A 3% tax on horizontal wells drilled in the Marcellus and Utica shale plays would help close New York state’s $7.4 billion budget gap, according to New York Gov. David Paterson, who last week proposed just such a tax.

The tax could provide the state with about $1 million in revenue beginning in fiscal year 2011-12, according to the budget proposal. New York could gather another $2 million by eliminating the ability of individual shareholders in partnerships and other flow-through entities to each claim up to the statutory cap on biofuel and qualified emerging technology company facilities, operations and training credits, according to Paterson’s proposal.

The proposal includes $5.5 billion in spending reductions spread across every area of the budget and $1 billion in increased taxes and fees. Included in the proposal are spending reductions of at least $1 billion each for school aid, health care and state agencies, along with tax increases on cigarettes, soft drinks and other items that are projected to bring the state approximately $1 billion in additional revenue.

“Since the day I became governor, I have warned that New York is facing an inevitable fiscal reckoning,” Paterson said.

Pennsylvania lawmakers are considering increasing their state’s revenues by opening more Marcellus land to gas drilling (see NGI, Jan. 18). Gov. Ed Rendell has said the Marcellus Shale offers a “historic opportunity” to generate jobs and raise needed revenue for Pennsylvania, which struggled to balance its 2010 budget.
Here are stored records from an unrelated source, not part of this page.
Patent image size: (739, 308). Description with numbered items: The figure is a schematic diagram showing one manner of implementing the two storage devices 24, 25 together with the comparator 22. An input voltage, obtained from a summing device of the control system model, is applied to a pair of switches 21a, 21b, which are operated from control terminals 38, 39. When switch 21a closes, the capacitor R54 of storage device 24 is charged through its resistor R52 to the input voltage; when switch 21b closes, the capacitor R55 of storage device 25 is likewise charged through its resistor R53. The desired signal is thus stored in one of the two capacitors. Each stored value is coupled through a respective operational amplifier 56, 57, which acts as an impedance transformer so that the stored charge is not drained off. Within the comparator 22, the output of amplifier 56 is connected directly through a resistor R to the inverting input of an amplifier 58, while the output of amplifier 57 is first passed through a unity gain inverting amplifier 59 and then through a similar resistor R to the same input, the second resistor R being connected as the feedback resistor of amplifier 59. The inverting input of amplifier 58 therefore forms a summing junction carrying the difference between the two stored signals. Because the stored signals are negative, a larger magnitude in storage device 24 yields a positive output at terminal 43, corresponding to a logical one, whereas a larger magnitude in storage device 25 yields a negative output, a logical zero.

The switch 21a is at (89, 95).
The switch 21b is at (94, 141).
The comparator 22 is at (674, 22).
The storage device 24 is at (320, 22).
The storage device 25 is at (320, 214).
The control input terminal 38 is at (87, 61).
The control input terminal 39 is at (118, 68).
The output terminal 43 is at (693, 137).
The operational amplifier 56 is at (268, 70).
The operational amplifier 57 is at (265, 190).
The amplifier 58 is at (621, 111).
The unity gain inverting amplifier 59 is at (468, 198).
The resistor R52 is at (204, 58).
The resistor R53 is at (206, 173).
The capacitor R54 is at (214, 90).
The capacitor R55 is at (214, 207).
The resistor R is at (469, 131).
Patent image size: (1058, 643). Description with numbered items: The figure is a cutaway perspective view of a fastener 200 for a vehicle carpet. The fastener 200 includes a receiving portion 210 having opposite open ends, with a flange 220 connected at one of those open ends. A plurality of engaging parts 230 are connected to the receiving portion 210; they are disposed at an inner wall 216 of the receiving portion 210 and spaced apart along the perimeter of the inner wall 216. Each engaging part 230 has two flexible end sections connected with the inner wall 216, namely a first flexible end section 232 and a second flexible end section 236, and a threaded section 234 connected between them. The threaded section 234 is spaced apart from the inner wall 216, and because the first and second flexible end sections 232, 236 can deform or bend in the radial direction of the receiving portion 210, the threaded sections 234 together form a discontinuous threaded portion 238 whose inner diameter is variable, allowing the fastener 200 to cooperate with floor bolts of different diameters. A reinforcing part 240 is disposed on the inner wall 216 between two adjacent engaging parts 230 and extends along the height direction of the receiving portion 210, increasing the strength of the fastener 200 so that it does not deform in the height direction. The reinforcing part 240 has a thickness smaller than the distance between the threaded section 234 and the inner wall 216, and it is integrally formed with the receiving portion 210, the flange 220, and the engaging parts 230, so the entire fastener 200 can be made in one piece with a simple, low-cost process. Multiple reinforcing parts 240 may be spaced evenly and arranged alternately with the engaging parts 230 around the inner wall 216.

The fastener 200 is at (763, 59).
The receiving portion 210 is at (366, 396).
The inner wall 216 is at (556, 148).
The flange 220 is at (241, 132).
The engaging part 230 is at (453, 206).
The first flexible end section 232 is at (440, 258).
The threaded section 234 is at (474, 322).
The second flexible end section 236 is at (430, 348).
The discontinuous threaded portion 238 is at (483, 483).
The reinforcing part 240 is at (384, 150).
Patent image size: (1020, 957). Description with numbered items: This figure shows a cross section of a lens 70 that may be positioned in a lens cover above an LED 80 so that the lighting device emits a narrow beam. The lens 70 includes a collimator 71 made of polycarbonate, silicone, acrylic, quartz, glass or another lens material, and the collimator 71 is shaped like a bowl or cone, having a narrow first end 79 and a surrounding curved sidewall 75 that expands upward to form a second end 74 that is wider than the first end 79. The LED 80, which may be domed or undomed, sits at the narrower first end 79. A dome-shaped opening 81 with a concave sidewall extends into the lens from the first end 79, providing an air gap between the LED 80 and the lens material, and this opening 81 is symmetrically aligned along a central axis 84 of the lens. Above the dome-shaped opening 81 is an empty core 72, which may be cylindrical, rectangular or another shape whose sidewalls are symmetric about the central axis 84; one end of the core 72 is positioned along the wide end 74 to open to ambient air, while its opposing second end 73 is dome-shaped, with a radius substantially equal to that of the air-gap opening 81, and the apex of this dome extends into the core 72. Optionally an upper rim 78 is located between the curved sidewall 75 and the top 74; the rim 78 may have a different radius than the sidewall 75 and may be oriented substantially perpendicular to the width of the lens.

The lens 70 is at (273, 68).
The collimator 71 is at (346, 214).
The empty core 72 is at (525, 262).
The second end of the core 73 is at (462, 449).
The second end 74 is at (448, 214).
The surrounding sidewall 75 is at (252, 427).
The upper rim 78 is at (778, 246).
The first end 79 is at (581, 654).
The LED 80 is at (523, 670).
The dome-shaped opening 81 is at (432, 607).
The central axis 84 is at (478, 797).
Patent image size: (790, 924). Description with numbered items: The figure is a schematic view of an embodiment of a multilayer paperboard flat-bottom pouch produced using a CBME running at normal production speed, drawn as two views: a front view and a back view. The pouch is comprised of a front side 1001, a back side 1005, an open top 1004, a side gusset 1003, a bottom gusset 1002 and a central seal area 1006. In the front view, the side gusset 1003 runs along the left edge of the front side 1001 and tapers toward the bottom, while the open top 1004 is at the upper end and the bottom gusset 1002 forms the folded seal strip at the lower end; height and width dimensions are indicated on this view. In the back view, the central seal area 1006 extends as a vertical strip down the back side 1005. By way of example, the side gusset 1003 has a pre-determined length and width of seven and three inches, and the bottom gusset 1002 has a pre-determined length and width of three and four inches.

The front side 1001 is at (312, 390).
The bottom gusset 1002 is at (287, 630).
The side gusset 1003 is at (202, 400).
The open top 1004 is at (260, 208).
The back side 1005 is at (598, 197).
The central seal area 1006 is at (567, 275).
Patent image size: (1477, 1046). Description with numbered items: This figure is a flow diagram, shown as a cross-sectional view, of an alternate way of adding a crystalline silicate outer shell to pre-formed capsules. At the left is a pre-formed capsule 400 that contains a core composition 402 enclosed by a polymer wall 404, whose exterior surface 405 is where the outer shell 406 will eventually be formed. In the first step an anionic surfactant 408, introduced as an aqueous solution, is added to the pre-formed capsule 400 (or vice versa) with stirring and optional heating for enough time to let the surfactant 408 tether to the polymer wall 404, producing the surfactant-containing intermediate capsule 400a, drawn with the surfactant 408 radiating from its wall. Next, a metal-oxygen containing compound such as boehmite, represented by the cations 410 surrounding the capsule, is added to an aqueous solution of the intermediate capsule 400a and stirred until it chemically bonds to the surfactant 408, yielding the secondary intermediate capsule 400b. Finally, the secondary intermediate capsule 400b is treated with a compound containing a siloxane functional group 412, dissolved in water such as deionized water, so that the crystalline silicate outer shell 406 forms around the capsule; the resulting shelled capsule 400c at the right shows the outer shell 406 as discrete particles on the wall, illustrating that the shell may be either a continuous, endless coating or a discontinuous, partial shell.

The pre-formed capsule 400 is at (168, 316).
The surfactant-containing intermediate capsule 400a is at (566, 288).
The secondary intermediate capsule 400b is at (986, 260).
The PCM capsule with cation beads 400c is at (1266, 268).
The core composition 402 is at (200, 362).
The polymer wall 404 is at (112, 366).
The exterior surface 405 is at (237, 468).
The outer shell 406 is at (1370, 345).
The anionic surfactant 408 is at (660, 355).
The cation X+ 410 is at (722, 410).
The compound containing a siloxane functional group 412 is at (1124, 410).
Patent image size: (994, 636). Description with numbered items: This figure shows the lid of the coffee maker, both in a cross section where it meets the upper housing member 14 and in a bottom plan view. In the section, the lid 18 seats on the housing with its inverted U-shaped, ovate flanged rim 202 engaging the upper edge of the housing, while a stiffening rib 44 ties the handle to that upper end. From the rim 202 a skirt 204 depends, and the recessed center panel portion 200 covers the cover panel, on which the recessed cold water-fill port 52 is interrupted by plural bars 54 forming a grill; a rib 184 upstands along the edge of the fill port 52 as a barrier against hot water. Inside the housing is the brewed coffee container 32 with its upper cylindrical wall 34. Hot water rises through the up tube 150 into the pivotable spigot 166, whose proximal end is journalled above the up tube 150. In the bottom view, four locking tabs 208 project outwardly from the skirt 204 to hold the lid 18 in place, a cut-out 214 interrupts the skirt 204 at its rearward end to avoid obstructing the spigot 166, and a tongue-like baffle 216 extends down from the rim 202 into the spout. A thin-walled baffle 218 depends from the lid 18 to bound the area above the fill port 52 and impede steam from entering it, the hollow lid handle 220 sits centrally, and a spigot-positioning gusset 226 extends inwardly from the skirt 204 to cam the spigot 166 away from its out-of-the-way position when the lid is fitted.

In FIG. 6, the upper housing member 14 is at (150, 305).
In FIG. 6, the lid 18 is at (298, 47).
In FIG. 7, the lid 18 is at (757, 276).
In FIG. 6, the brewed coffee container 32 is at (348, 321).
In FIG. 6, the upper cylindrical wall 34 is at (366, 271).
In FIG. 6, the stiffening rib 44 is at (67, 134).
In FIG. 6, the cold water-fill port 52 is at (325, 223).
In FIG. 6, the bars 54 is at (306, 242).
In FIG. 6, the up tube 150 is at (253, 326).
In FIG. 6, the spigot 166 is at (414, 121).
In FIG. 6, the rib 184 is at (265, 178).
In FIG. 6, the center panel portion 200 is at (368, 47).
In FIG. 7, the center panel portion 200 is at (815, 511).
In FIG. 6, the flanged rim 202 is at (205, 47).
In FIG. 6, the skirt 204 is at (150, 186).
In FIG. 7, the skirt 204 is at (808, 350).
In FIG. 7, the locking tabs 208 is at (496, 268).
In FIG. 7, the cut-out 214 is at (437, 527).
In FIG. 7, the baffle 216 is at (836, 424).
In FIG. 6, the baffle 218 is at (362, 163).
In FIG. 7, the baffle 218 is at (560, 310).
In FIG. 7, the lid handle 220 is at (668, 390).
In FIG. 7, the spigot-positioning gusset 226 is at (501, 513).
Producers and others in New York are pushing for adoption of new rules that would allow development of the Marcellus, while environmentalists are lobbying for stricter standards (see NGI, Jan. 4). New York state economic development and business interests — led by the Independent Oil & Gas Association (IOGA) of New York — last month reminded Paterson that his draft energy plan includes expansion of natural gas exploration. Based on 300 wells drilled, Marcellus Shale development in New York will generate more than $1.4 billion in annual economic impact, including more than $100 million in lease payments to landowners, $32 million in state tax revenue and tens of thousands of new jobs over time, according to IOGA.